We study contract design and coordination of a supply chain with one supplier and one retailer, both of which are capital constrained and in need of short-term financing for their operations. Competitively priced bank loans are available, and the failure of loan repayment leads to bankruptcy, where default costs may include variable (proportional to the firm’s sales) and fixed costs. Without default costs, it is known that simple contracts (e.g., revenue-sharing, buyback, and quantity discount) can coordinate and allocate profits arbitrarily in the chain. With only variable default costs, buyback contracts remain coordinating and equivalent to revenue-sharing contracts but are Pareto dominated by revenue-sharing contracts when fixed default costs are present. Thus, for general bankruptcy costs, contracts without buyback terms are of most interest. Quantity discount contracts fail to coordinate the supply chain, since a necessary condition for coordination is to proportionally reallocate debt obligations within the channel. With only variable default costs and with high fixed default costs exhibiting substantial economies-of-scale, revenue-sharing contracts with working capital coordination continue to coordinate the chain.
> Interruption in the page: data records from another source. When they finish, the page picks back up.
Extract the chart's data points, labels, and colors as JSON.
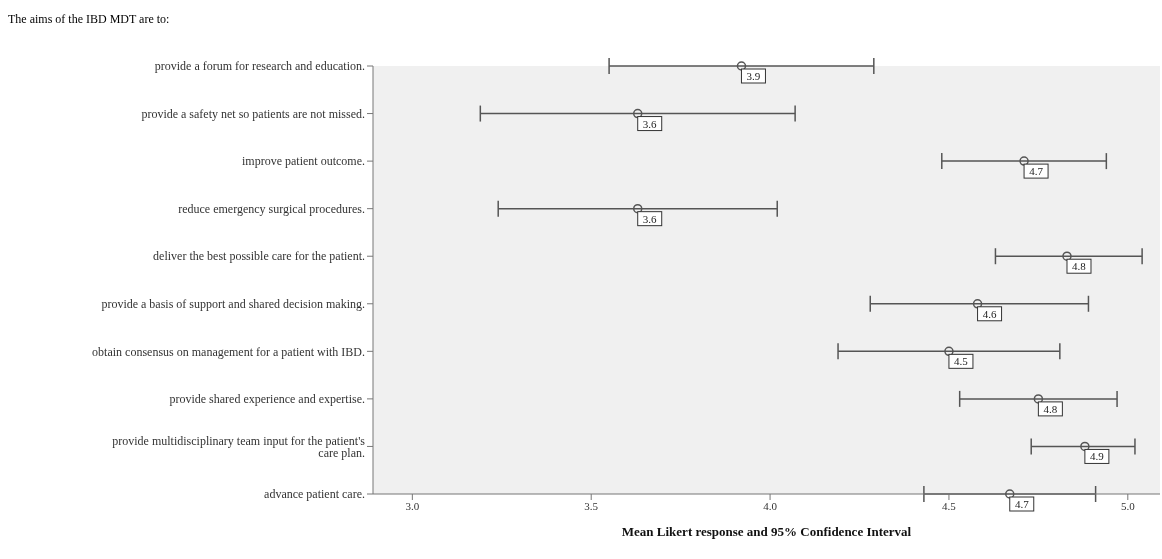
{
  "chart_data": {
    "type": "scatter",
    "orientation": "horizontal",
    "title": "The aims of the IBD MDT are to:",
    "xlabel": "Mean Likert response and 95% Confidence Interval",
    "categories": [
      "provide a forum for research and education.",
      "provide a safety net so patients are not missed.",
      "improve patient outcome.",
      "reduce emergency surgical procedures.",
      "deliver the best possible care for the patient.",
      "provide a basis of support and shared decision making.",
      "obtain consensus on management for a patient with IBD.",
      "provide shared experience and expertise.",
      "provide multidisciplinary team input for the patient's care plan.",
      "advance patient care."
    ],
    "values": [
      3.92,
      3.63,
      4.71,
      3.63,
      4.83,
      4.58,
      4.5,
      4.75,
      4.88,
      4.67
    ],
    "errors": [
      [
        3.55,
        4.29
      ],
      [
        3.19,
        4.07
      ],
      [
        4.48,
        4.94
      ],
      [
        3.24,
        4.02
      ],
      [
        4.63,
        5.04
      ],
      [
        4.28,
        4.89
      ],
      [
        4.19,
        4.81
      ],
      [
        4.53,
        4.97
      ],
      [
        4.73,
        5.02
      ],
      [
        4.43,
        4.91
      ]
    ],
    "value_labels": [
      "3.9",
      "3.6",
      "4.7",
      "3.6",
      "4.8",
      "4.6",
      "4.5",
      "4.8",
      "4.9",
      "4.7"
    ],
    "color": "#555555",
    "marker": "circle",
    "grid": false,
    "legend": false,
    "xlim": [
      2.89,
      5.09
    ],
    "xticks": [
      {
        "value": 3,
        "label": "3.0"
      },
      {
        "value": 3.5,
        "label": "3.5"
      },
      {
        "value": 4,
        "label": "4.0"
      },
      {
        "value": 4.5,
        "label": "4.5"
      },
      {
        "value": 5,
        "label": "5.0"
      }
    ]
  }
}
Unexpectedly, for fixed default costs with small economies-of-scale effects, the two-firm system under a revenue-sharing contract with working capital coordination might have higher expected profit than the one-firm system. Our results provide support for the use of revenue-sharing contracts with working capital coordination for decentralized management of supply chains when there are bankruptcy risks and default costs. This paper was accepted by Serguei Netessine, operations management.